If she’s amazing, / she won’t be easy. / If she’s easy, / she won’t be amazing.
If she’s worth it, / you won’t give up. / If you give up, / you’re not worthy.
Truth is / everybody is going / to hurt you, / you just gotta / find the ones / worth suffering for.
“‘I wish someone had told me when I was much younger that I didn’t have to have an airtight legal case for a breakup — all I had to have was a desire to no longer be in that relationship,’ she writes. ‘I would have saved myself a lot of time.'”
—Kelli María Korducki. “Leaving a Good Man Is Hard To Do.” Longreads.com. May 2018.
The test of every ethical choice is whether you’d want to be on the receiving end of it. Personally, I wouldn’t want to be with someone who no longer wanted to be in a relationship with me. So, I tend to think it is good advice.

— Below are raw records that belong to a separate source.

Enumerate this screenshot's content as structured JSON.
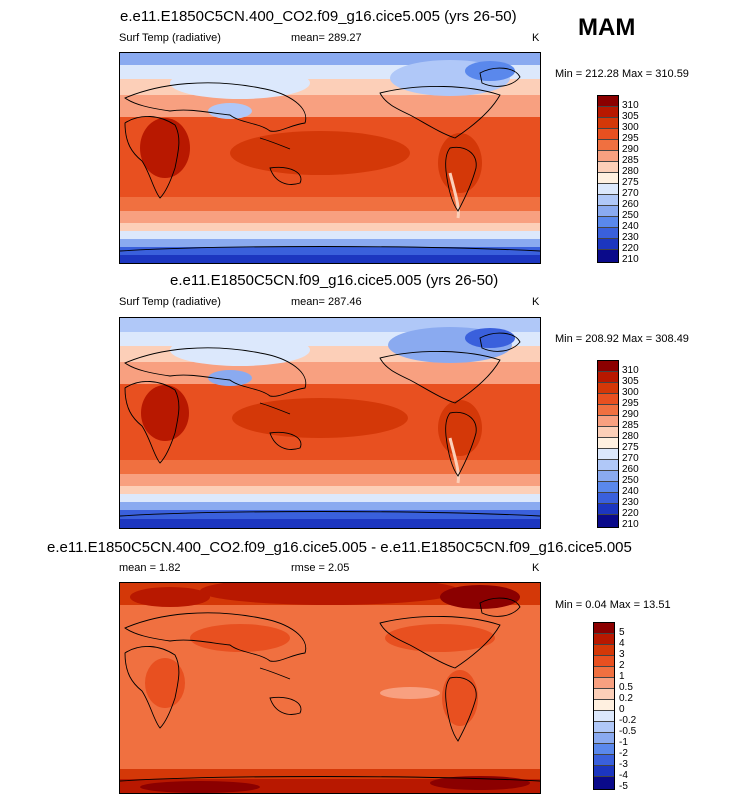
{
  "figure": {
    "season": "MAM",
    "units": "K"
  },
  "panels": [
    {
      "title": "e.e11.E1850C5CN.400_CO2.f09_g16.cice5.005 (yrs 26-50)",
      "variable": "Surf Temp (radiative)",
      "mean_text": "mean= 289.27",
      "units": "K",
      "minmax_text": "Min = 212.28 Max = 310.59"
    },
    {
      "title": "e.e11.E1850C5CN.f09_g16.cice5.005 (yrs 26-50)",
      "variable": "Surf Temp (radiative)",
      "mean_text": "mean= 287.46",
      "units": "K",
      "minmax_text": "Min = 208.92 Max = 308.49"
    },
    {
      "title": "e.e11.E1850C5CN.400_CO2.f09_g16.cice5.005 - e.e11.E1850C5CN.f09_g16.cice5.005",
      "mean_text": "mean =   1.82",
      "rmse_text": "rmse =   2.05",
      "units": "K",
      "minmax_text": "Min =   0.04 Max =  13.51"
    }
  ],
  "chart_data": [
    {
      "type": "heatmap",
      "title": "e.e11.E1850C5CN.400_CO2.f09_g16.cice5.005 (yrs 26-50)",
      "field": "Surf Temp (radiative)",
      "units": "K",
      "mean": 289.27,
      "min": 212.28,
      "max": 310.59,
      "colorbar_levels": [
        "310",
        "305",
        "300",
        "295",
        "290",
        "285",
        "280",
        "275",
        "270",
        "260",
        "250",
        "240",
        "230",
        "220",
        "210"
      ]
    },
    {
      "type": "heatmap",
      "title": "e.e11.E1850C5CN.f09_g16.cice5.005 (yrs 26-50)",
      "field": "Surf Temp (radiative)",
      "units": "K",
      "mean": 287.46,
      "min": 208.92,
      "max": 308.49,
      "colorbar_levels": [
        "310",
        "305",
        "300",
        "295",
        "290",
        "285",
        "280",
        "275",
        "270",
        "260",
        "250",
        "240",
        "230",
        "220",
        "210"
      ]
    },
    {
      "type": "heatmap",
      "title": "e.e11.E1850C5CN.400_CO2.f09_g16.cice5.005 - e.e11.E1850C5CN.f09_g16.cice5.005",
      "units": "K",
      "mean": 1.82,
      "rmse": 2.05,
      "min": 0.04,
      "max": 13.51,
      "colorbar_levels": [
        "5",
        "4",
        "3",
        "2",
        "1",
        "0.5",
        "0.2",
        "0",
        "-0.2",
        "-0.5",
        "-1",
        "-2",
        "-3",
        "-4",
        "-5"
      ]
    }
  ],
  "colors": {
    "abs_scale": [
      "#8b0000",
      "#b81800",
      "#d43808",
      "#e85020",
      "#f07040",
      "#f8a080",
      "#fccfb8",
      "#fff0e0",
      "#dce8fc",
      "#b0c8f8",
      "#8aaaf0",
      "#5a88ec",
      "#3a60dc",
      "#1c36c0",
      "#0a0a8a"
    ],
    "diff_scale": [
      "#8b0000",
      "#b81800",
      "#d43808",
      "#e85020",
      "#f07040",
      "#f8a080",
      "#fccfb8",
      "#fff0e0",
      "#dce8fc",
      "#b0c8f8",
      "#8aaaf0",
      "#5a88ec",
      "#3a60dc",
      "#1c36c0",
      "#0a0a8a"
    ]
  }
}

But, at the same time, it would be real easy to use this way of thinking to cut and run every time a relationship gets hard, and every relationship worth having is going to get hard.
Joan Didion might have put it better in her essay on Self-Respect:
“…anything worth having has its price. People who respect themselves are willing to accept the risk that the Indians will be hostile, that the venture will go bankrupt, that the liaison may not turn out to be one in which every day is a holiday because you’re married to me.”
Suggestions for improving forecasting and communication about it:
- Use probabilities instead of words to avoid misinterpretation
- Use structured approaches to set probabilities
- Seek feedback to improve your forecasting
—Andrew Mauboussin and Michael J. Mauboussin. “If You Say Something Is “Likely,” How Likely Do People Think It Is?” Harvard Business Review. July 3, 2018.
Sites like Good Judgment can be a useful exercise in making predictions and getting feedback on the results.
To really read any discursive text, whether a philosophical tract or a legal contract, is a disturbing and cognitively disorienting experience, because it means allowing another person’s thoughts to intrude into your own and rearrange your beliefs and assumptions — often not in ways to which you would consent if warned in advance. Even when you deliberately decide to learn something new by reading, you put yourself, your thoughts and your most cherished suppositions in the hands of the author and trust her or him not to reorganize your mind so thoroughly that you no longer recognize where or who you are. It’s very scary; hard, painstaking work of determined concentration under the best of circumstances. So particularly with philosophical texts, the whole point of which is to reorganize your thinking, people often don’t really read them at all; they merely take a mental snapshot of the passage that enables them to form a Gestalt impression of its content, without scrutinizing it too closely.”
—Adrian Piper. Interview with Lauren O’Neill-Butler. “Adrian Piper Speaks! (for Herself).” The New York Times. July 5, 2018.
Excellent interview throughout. For this part, I think you could extend the point to any kind of lived experience. Authentic experience is breaking from the automatic, the prejudicial mental models that we have created to navigate the world and experiencing the world in a way that might fundamentally change us rather than limiting our vision to our existing worldview that renders anything outside of it invisible.